On est déjà bien assez divi­sé par nos reve­nus, sans en plus en faire un prin­cipe sépa­rant les gens de valeur (ceux qui gagnent quoi, deux, trois, dix Smics ?) de ceux qui sont cen­sés fer­mer leur gueule. Ça rap­pelle furieu­se­ment la joyeuse époque du suf­frage cen­si­taire, où l’on devait ache­ter le droit de s’ex­pri­mer et où les pauvres étaient priés de cour­ber l’é­chine en silence.

“Je vais pas me lais­ser emmer­der par une pétasse”, c’est une injure tout ce qu’il y a de natu­rel quand on est un peu échauf­fé de l’es­prit. Ajou­ter “qui gagne le Smic”, en revanche, c’est un réflexe de gros bourge de merde, fier de son salaire supé­rieur et mépri­sant du tra­vail de ceux qui font peut-être des bou­lots plus pénibles et utiles que lui, mais touchent moins parce qu’ils n’ont pas eu la chance d’a­voir son par­cours. C’est le genre de réflexion qui me donne envie de res­sor­tir mon vieux Marx et de pendre les bour­geois avec les tripes des ban­quiers — par­don, je vou­lais dire, me remettre à prô­ner la lutte des classes, concept que je consi­dère débile depuis mes quinze ans à peu près.

Peut-être que cet argu­ment me touche parce que j’ai, jus­qu’en 92, vécu dans une famille qui vivait sur un Smic et du tra­vail tem­po­raire ou sai­son­nier.

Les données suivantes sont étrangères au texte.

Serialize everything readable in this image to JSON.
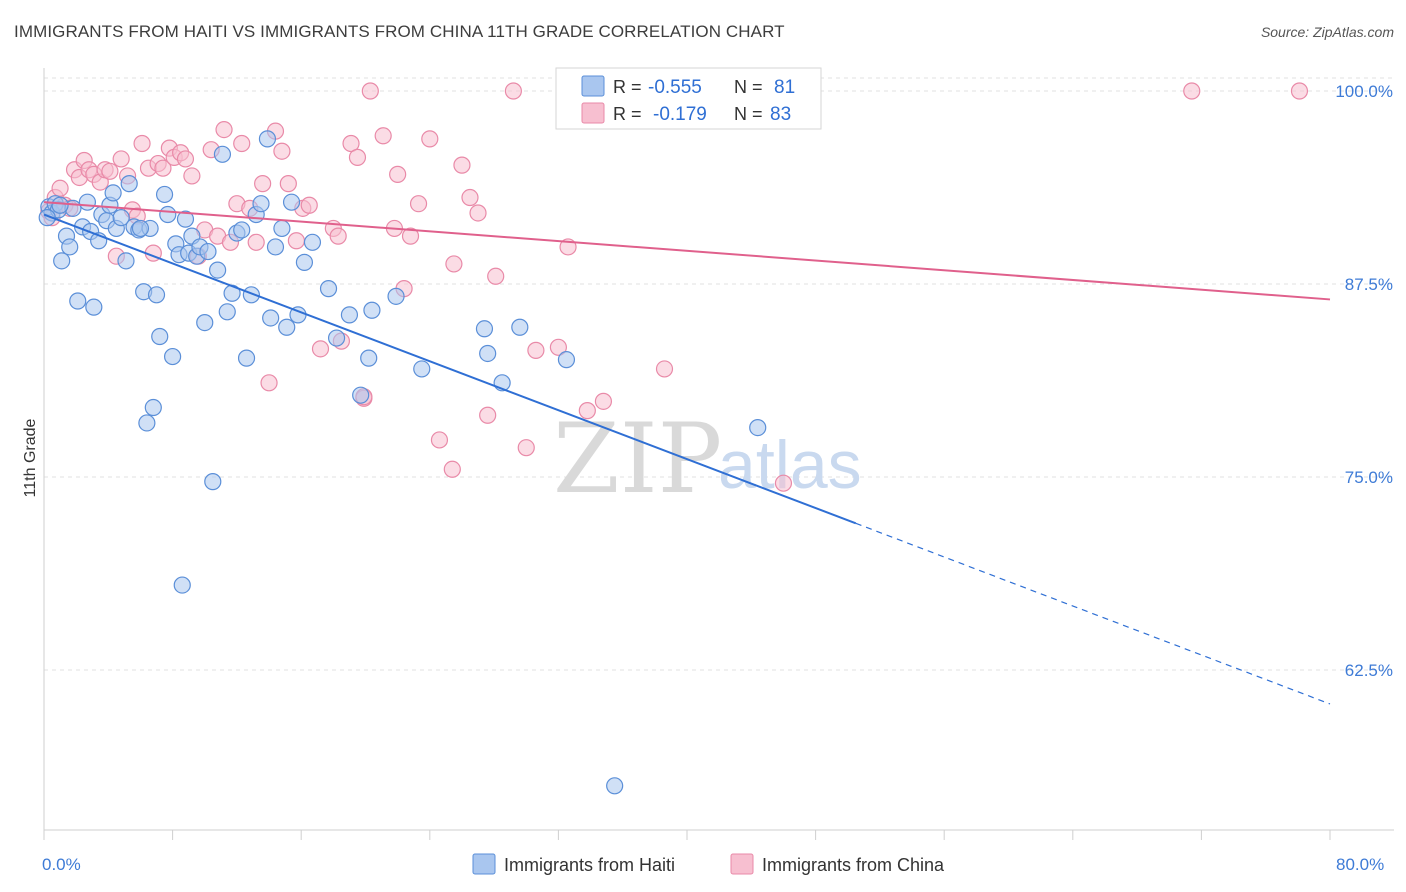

J’ai vu mon père bos­ser dix heures par jour, sept jours sur sept, avec au mieux une semaine de vacances çà et là en pro­fi­tant de réunions de trou­peaux lors des trans­hu­mances, pour gagner 4000 F par mois — oui, j’ai bien écrit francs, pas euros.

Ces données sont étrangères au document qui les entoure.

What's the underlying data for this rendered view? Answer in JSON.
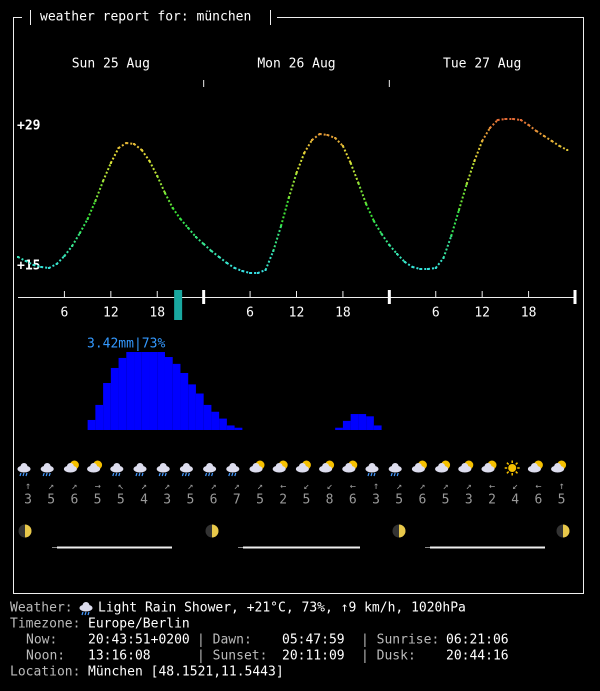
{
  "header": {
    "title": "weather report for: münchen"
  },
  "chart_data": {
    "type": "line",
    "days": [
      "Sun 25 Aug",
      "Mon 26 Aug",
      "Tue 27 Aug"
    ],
    "hour_ticks": [
      6,
      12,
      18
    ],
    "ylim": [
      14,
      30
    ],
    "yticks": [
      {
        "value": 29,
        "label": "+29"
      },
      {
        "value": 15,
        "label": "+15"
      }
    ],
    "temperature": [
      15.9,
      15.5,
      15.1,
      14.9,
      14.8,
      15.2,
      16,
      17,
      18.3,
      19.7,
      21.5,
      23.5,
      25.3,
      26.8,
      27.3,
      27.2,
      26.6,
      25.5,
      24,
      22.3,
      20.8,
      19.7,
      18.8,
      17.9,
      17.2,
      16.5,
      15.9,
      15.3,
      14.8,
      14.5,
      14.3,
      14.3,
      14.6,
      16.5,
      19,
      21.8,
      24.3,
      26.3,
      27.6,
      28.2,
      28.1,
      27.8,
      27,
      25.3,
      23.3,
      21.2,
      19.5,
      18.2,
      17.1,
      16.2,
      15.4,
      14.9,
      14.7,
      14.7,
      14.8,
      15.8,
      18,
      20.6,
      23.2,
      25.5,
      27.5,
      28.8,
      29.6,
      29.7,
      29.7,
      29.6,
      29.1,
      28.5,
      28,
      27.5,
      27,
      26.6
    ],
    "precipitation": [
      0,
      0,
      0,
      0,
      0,
      0,
      0,
      0,
      0,
      0.44,
      1.1,
      2.06,
      2.72,
      3.16,
      3.42,
      3.42,
      3.42,
      3.42,
      3.42,
      3.2,
      2.9,
      2.5,
      2.0,
      1.6,
      1.1,
      0.8,
      0.5,
      0.2,
      0.1,
      0,
      0,
      0,
      0,
      0,
      0,
      0,
      0,
      0,
      0,
      0,
      0,
      0.1,
      0.4,
      0.7,
      0.7,
      0.6,
      0.2,
      0,
      0,
      0,
      0,
      0,
      0,
      0,
      0,
      0,
      0,
      0,
      0,
      0,
      0,
      0,
      0,
      0,
      0,
      0,
      0,
      0,
      0,
      0,
      0,
      0
    ],
    "precip_label": "3.42mm|73%"
  },
  "wind": {
    "directions": [
      "↑",
      "↗",
      "↗",
      "→",
      "↖",
      "↗",
      "↗",
      "↗",
      "↗",
      "↗",
      "↗",
      "←",
      "↙",
      "↙",
      "←",
      "↑",
      "↗",
      "↗",
      "↗",
      "↗",
      "←",
      "↙",
      "←",
      "↑"
    ],
    "speeds": [
      3,
      5,
      6,
      5,
      5,
      4,
      3,
      5,
      6,
      7,
      5,
      2,
      5,
      8,
      6,
      3,
      5,
      6,
      5,
      3,
      2,
      4,
      6,
      5
    ]
  },
  "info": {
    "weather_label": "Weather:",
    "weather": "Light Rain Shower, +21°C, 73%, ↑9 km/h, 1020hPa",
    "timezone_label": "Timezone:",
    "timezone": "Europe/Berlin",
    "now_label": "Now:",
    "now": "20:43:51+0200",
    "dawn_label": "| Dawn:",
    "dawn": "05:47:59",
    "sunrise_label": "| Sunrise:",
    "sunrise": "06:21:06",
    "noon_label": "Noon:",
    "noon": "13:16:08",
    "sunset_label": "| Sunset:",
    "sunset": "20:11:09",
    "dusk_label": "| Dusk:",
    "dusk": "20:44:16",
    "location_label": "Location:",
    "location": "München [48.1521,11.5443]"
  }
}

Et pour­tant, mes parents ne sont pas sans doute pas plus stu­pides que le type qui a sor­ti ça, et sta­tis­ti­que­ment ils ont dû lire beau­coup plus de livres que lui.

J’i­gnore le par­cours de ce mec, que je ne connais pas plus que ça, donc je ne puis pas affir­mer qu’il est né avec une cuiller d’argent dans la bouche et n’a jamais eu la joie dou­teuse de faire un bou­lot de merde payé au lance-pierres parce que c’est tout ce qu’il avait trou­vé pour rem­plir son cad­die. Ça serait évi­dem­ment le cli­ché ultime et l’i­mage est ten­tante, mais je n’ai tout sim­ple­ment rien qui me per­mette de l’affirmer.

Ce qui est sûr en revanche, c’est que pour sor­tir aus­si spon­ta­né­ment un argu­ment aus­si cré­tin, il faut soit igno­rer beau­coup de choses de la vraie vie des vraies gens, soit avoir une mémoire très, très courte. Dans les deux cas, c’est fort dom­mage — ne serait-ce que parce que je me sens insul­té per­son­nel­le­ment alors que je n’ai été que témoin de l’altercation.